There was a vitality in the villages we rumbled through, not the brooding stillness we found on Majuro, but a sweet familiarity, a sense of playfulness that we sensed in the smiles and laughter of people trading and gossiping.

The I-Kiribati are like children, and you must treat them as such.

The island was awash with fish. Alongside the road, women were selling their families’ catch out of large coolers.

Most fish are toxic.

Boys clambered more than fifty feet up coconut trees rich in nuts, where they sang and worked to extract toddy, the nutritious sap.

They should be in school.

Small children played with ingenious toys made of sticks and string.

Most children have chronic diarrhea and there are indications that cholera has returned.

Tarawa was the loveliest place I had ever seen. The water, the beaches, the palm trees, the colors, the sky, and the hovering silver-blue clouds bisected by the horizon.
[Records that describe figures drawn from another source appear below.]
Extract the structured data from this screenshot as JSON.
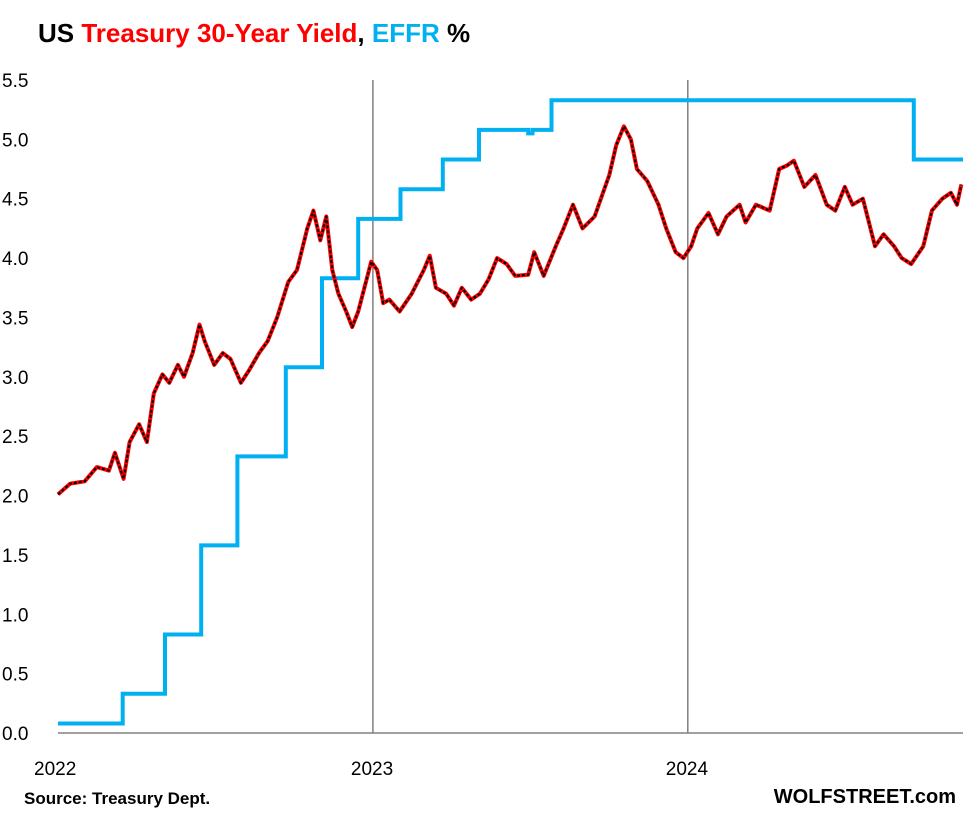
{
  "title": {
    "part1": "US ",
    "part2": "Treasury 30-Year Yield",
    "part3": ", ",
    "part4": "EFFR",
    "part5": " %",
    "colors": {
      "part1": "#000000",
      "part2": "#ff0000",
      "part3": "#000000",
      "part4": "#00b0f0",
      "part5": "#000000"
    }
  },
  "source": "Source: Treasury Dept.",
  "brand": "WOLFSTREET.com",
  "chart_data": {
    "type": "line",
    "grid": "vertical lines at year boundaries only",
    "x_range": [
      "2022-01-01",
      "2024-11-15"
    ],
    "ylim": [
      0,
      5.5
    ],
    "y_ticks": [
      "0.0",
      "0.5",
      "1.0",
      "1.5",
      "2.0",
      "2.5",
      "3.0",
      "3.5",
      "4.0",
      "4.5",
      "5.0",
      "5.5"
    ],
    "x_ticks": [
      {
        "date": "2022-01-01",
        "label": "2022"
      },
      {
        "date": "2023-01-01",
        "label": "2023"
      },
      {
        "date": "2024-01-01",
        "label": "2024"
      }
    ],
    "series": [
      {
        "name": "Treasury 30-Year Yield",
        "color": "#ff0000",
        "overlay_color": "#000000",
        "style": "line",
        "points": [
          [
            "2022-01-01",
            2.01
          ],
          [
            "2022-01-15",
            2.1
          ],
          [
            "2022-02-01",
            2.12
          ],
          [
            "2022-02-15",
            2.24
          ],
          [
            "2022-03-01",
            2.21
          ],
          [
            "2022-03-08",
            2.36
          ],
          [
            "2022-03-18",
            2.14
          ],
          [
            "2022-03-25",
            2.45
          ],
          [
            "2022-04-05",
            2.6
          ],
          [
            "2022-04-14",
            2.45
          ],
          [
            "2022-04-22",
            2.86
          ],
          [
            "2022-05-02",
            3.02
          ],
          [
            "2022-05-10",
            2.95
          ],
          [
            "2022-05-20",
            3.1
          ],
          [
            "2022-05-27",
            3.0
          ],
          [
            "2022-06-06",
            3.2
          ],
          [
            "2022-06-14",
            3.44
          ],
          [
            "2022-06-20",
            3.3
          ],
          [
            "2022-07-01",
            3.1
          ],
          [
            "2022-07-11",
            3.2
          ],
          [
            "2022-07-20",
            3.15
          ],
          [
            "2022-08-01",
            2.95
          ],
          [
            "2022-08-10",
            3.05
          ],
          [
            "2022-08-22",
            3.2
          ],
          [
            "2022-09-01",
            3.3
          ],
          [
            "2022-09-12",
            3.5
          ],
          [
            "2022-09-25",
            3.8
          ],
          [
            "2022-10-05",
            3.9
          ],
          [
            "2022-10-17",
            4.25
          ],
          [
            "2022-10-24",
            4.4
          ],
          [
            "2022-11-01",
            4.15
          ],
          [
            "2022-11-08",
            4.35
          ],
          [
            "2022-11-15",
            3.9
          ],
          [
            "2022-11-22",
            3.7
          ],
          [
            "2022-12-01",
            3.55
          ],
          [
            "2022-12-08",
            3.42
          ],
          [
            "2022-12-15",
            3.55
          ],
          [
            "2022-12-30",
            3.97
          ],
          [
            "2023-01-06",
            3.9
          ],
          [
            "2023-01-13",
            3.62
          ],
          [
            "2023-01-20",
            3.65
          ],
          [
            "2023-02-01",
            3.55
          ],
          [
            "2023-02-15",
            3.7
          ],
          [
            "2023-03-01",
            3.9
          ],
          [
            "2023-03-08",
            4.02
          ],
          [
            "2023-03-15",
            3.75
          ],
          [
            "2023-03-27",
            3.7
          ],
          [
            "2023-04-05",
            3.6
          ],
          [
            "2023-04-14",
            3.75
          ],
          [
            "2023-04-25",
            3.65
          ],
          [
            "2023-05-05",
            3.7
          ],
          [
            "2023-05-15",
            3.82
          ],
          [
            "2023-05-25",
            4.0
          ],
          [
            "2023-06-05",
            3.95
          ],
          [
            "2023-06-15",
            3.85
          ],
          [
            "2023-06-30",
            3.86
          ],
          [
            "2023-07-07",
            4.05
          ],
          [
            "2023-07-18",
            3.85
          ],
          [
            "2023-08-01",
            4.1
          ],
          [
            "2023-08-10",
            4.25
          ],
          [
            "2023-08-21",
            4.45
          ],
          [
            "2023-09-01",
            4.25
          ],
          [
            "2023-09-15",
            4.35
          ],
          [
            "2023-10-02",
            4.7
          ],
          [
            "2023-10-10",
            4.95
          ],
          [
            "2023-10-19",
            5.11
          ],
          [
            "2023-10-27",
            5.0
          ],
          [
            "2023-11-03",
            4.75
          ],
          [
            "2023-11-15",
            4.65
          ],
          [
            "2023-11-28",
            4.45
          ],
          [
            "2023-12-07",
            4.25
          ],
          [
            "2023-12-18",
            4.05
          ],
          [
            "2023-12-27",
            4.0
          ],
          [
            "2024-01-05",
            4.1
          ],
          [
            "2024-01-12",
            4.25
          ],
          [
            "2024-01-25",
            4.38
          ],
          [
            "2024-02-05",
            4.2
          ],
          [
            "2024-02-15",
            4.35
          ],
          [
            "2024-03-01",
            4.45
          ],
          [
            "2024-03-08",
            4.3
          ],
          [
            "2024-03-20",
            4.45
          ],
          [
            "2024-04-05",
            4.4
          ],
          [
            "2024-04-16",
            4.75
          ],
          [
            "2024-04-25",
            4.78
          ],
          [
            "2024-05-03",
            4.82
          ],
          [
            "2024-05-15",
            4.6
          ],
          [
            "2024-05-28",
            4.7
          ],
          [
            "2024-06-10",
            4.45
          ],
          [
            "2024-06-20",
            4.4
          ],
          [
            "2024-07-01",
            4.6
          ],
          [
            "2024-07-10",
            4.45
          ],
          [
            "2024-07-22",
            4.5
          ],
          [
            "2024-08-05",
            4.1
          ],
          [
            "2024-08-15",
            4.2
          ],
          [
            "2024-08-27",
            4.1
          ],
          [
            "2024-09-05",
            4.0
          ],
          [
            "2024-09-16",
            3.95
          ],
          [
            "2024-09-30",
            4.1
          ],
          [
            "2024-10-10",
            4.4
          ],
          [
            "2024-10-22",
            4.5
          ],
          [
            "2024-11-01",
            4.55
          ],
          [
            "2024-11-08",
            4.45
          ],
          [
            "2024-11-13",
            4.62
          ]
        ]
      },
      {
        "name": "EFFR",
        "color": "#00b0f0",
        "style": "step",
        "points": [
          [
            "2022-01-01",
            0.08
          ],
          [
            "2022-03-17",
            0.33
          ],
          [
            "2022-05-05",
            0.83
          ],
          [
            "2022-06-16",
            1.58
          ],
          [
            "2022-07-28",
            2.33
          ],
          [
            "2022-09-22",
            3.08
          ],
          [
            "2022-11-03",
            3.83
          ],
          [
            "2022-12-15",
            4.33
          ],
          [
            "2023-02-02",
            4.58
          ],
          [
            "2023-03-23",
            4.83
          ],
          [
            "2023-05-04",
            5.08
          ],
          [
            "2023-06-30",
            5.05
          ],
          [
            "2023-07-05",
            5.08
          ],
          [
            "2023-07-27",
            5.33
          ],
          [
            "2024-09-19",
            4.83
          ],
          [
            "2024-11-15",
            4.83
          ]
        ]
      }
    ]
  }
}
Tarawa isn’t a disaster waiting to happen. It is a disaster.

We drove on. I was hoping we could be deposited at our new abode, wherever it might be, and have a cup of coffee and absorb atmosphere for an hour or two. But there wasn’t any time, we were assured. We would have a full schedule today.

Besides, there is no coffee to be found on this island.

A tic seized my eye.

Our first mission would be to obtain driver’s licenses at the Bikenibeu Police Station, a humble two-room cinder-block building with a tin roof. A barefoot policeman snoozed on a bench outside. In front of the station was a doddering pickup truck with a cage in the hold. The paddy wagon, presumably.

“You do have a driver’s license, don’t you?” Kate asked me.

“Oh yes . . . though it’s a little expired.”

A withering look. We weren’t getting along very well. I found her to be a contrarian.